The several figures above need no explanation to the attentive reader.

FLOW OF WATER UNDER PRESSURE.

Under this head three general cases are to be considered: 1, that of liquids issuing from orifices; 2, their flow through tubes, or in streams; and, 3, the effects of the momentum and impact of liquids. The principles governing the action of the two last will be introduced, 2, under that portion of the work relating to “piping,” and, 3, under the sections pertaining to the jet pump. Throughout the different portions of the book will the three cases be still further elucidated.

Now, as to the laws governing the escape of liquids under pressure through an opening, it may be understood that when the liquid escapes from a vessel, owing to the excess of the internal pressure, the volume which escapes depends on the section of the orifice and the velocity with which the liquid molecules move at the moment of their escape from it.

This velocity depends upon the density of the liquid, the excess of pressure at the opening, and the friction of the liquid, both at the opening and against the walls. When the aperture is made in a very thin wall of a large vessel, so as to remove, as much as possible, the causes tending to modify the motion of the escaping fluid, the laws of the escape are comprised in the following theorem, discovered by Torricelli, in 1643, as a consequence of the law of the fall of bodies discovered by Galileo: “Liquid molecules, flowing from an orifice, have the same velocity, as if they fell freely in vacuo from a height equal to the vertical distance from the surface to the center of the orifice.”

Deductions from the above:—1, the velocity depends on the depth of the orifice from the surface, and is independent of the density of the liquid. Water and mercury in vacuo would fall from the same height in the same time; and so escaping from an orifice at the same depth, below the surface, would pass out with equal velocity; but mercury, being 13·5 times as heavy as water, the pressure exerted at the aperture of a vessel filled with mercury, will be 13·5 times as great as the pressure exerted at the aperture of a vessel filled with water; 2, the velocity of liquids is as the square roots of the depths of the orifices below the surfaces of the liquids.

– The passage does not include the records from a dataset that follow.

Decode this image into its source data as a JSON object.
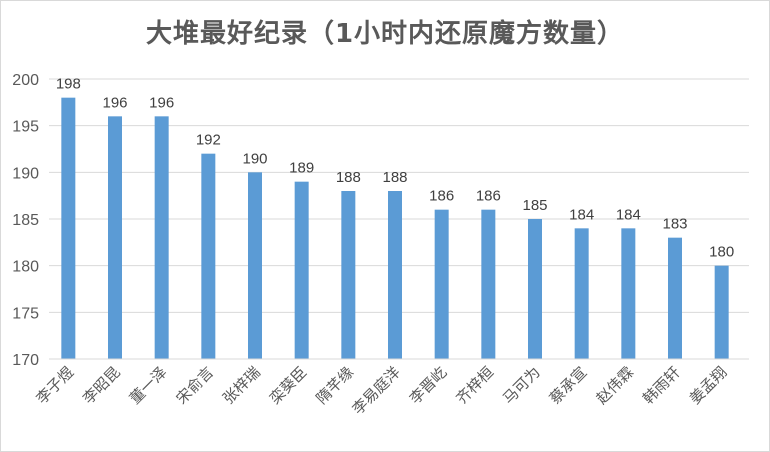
{
  "chart_data": {
    "type": "bar",
    "title": "大堆最好纪录（1小时内还原魔方数量）",
    "categories": [
      "李子煜",
      "李昭昆",
      "董一泽",
      "宋俞言",
      "张梓瑞",
      "栾葵臣",
      "隋芊缘",
      "李易庭洋",
      "李晋屹",
      "齐梓桓",
      "马可为",
      "蔡承宣",
      "赵伟霖",
      "韩雨轩",
      "姜孟翔"
    ],
    "values": [
      198,
      196,
      196,
      192,
      190,
      189,
      188,
      188,
      186,
      186,
      185,
      184,
      184,
      183,
      180
    ],
    "ylim": [
      170,
      200
    ],
    "yticks": [
      170,
      175,
      180,
      185,
      190,
      195,
      200
    ],
    "grid": true,
    "legend": "none",
    "colors": {
      "bar": "#5b9bd5",
      "grid": "#d9d9d9",
      "text": "#595959"
    }
  }
}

Note.—Torricelli discovered, in the early part of the 17th century, the remarkable fact that a fluid issues from a small orifice with the same velocity (friction and atmospheric resistance excluded) which it would have acquired in falling through the depth from its surface. This was one of a long series of discoveries leading toward the now almost exact science of hydro-mechanics.

Thus stating, the velocity of a liquid escaping from an orifice one foot below the surface to be one; from a similar orifice four feet below the surface, it will be two, and at nine feet three, at sixteen feet four, and so on.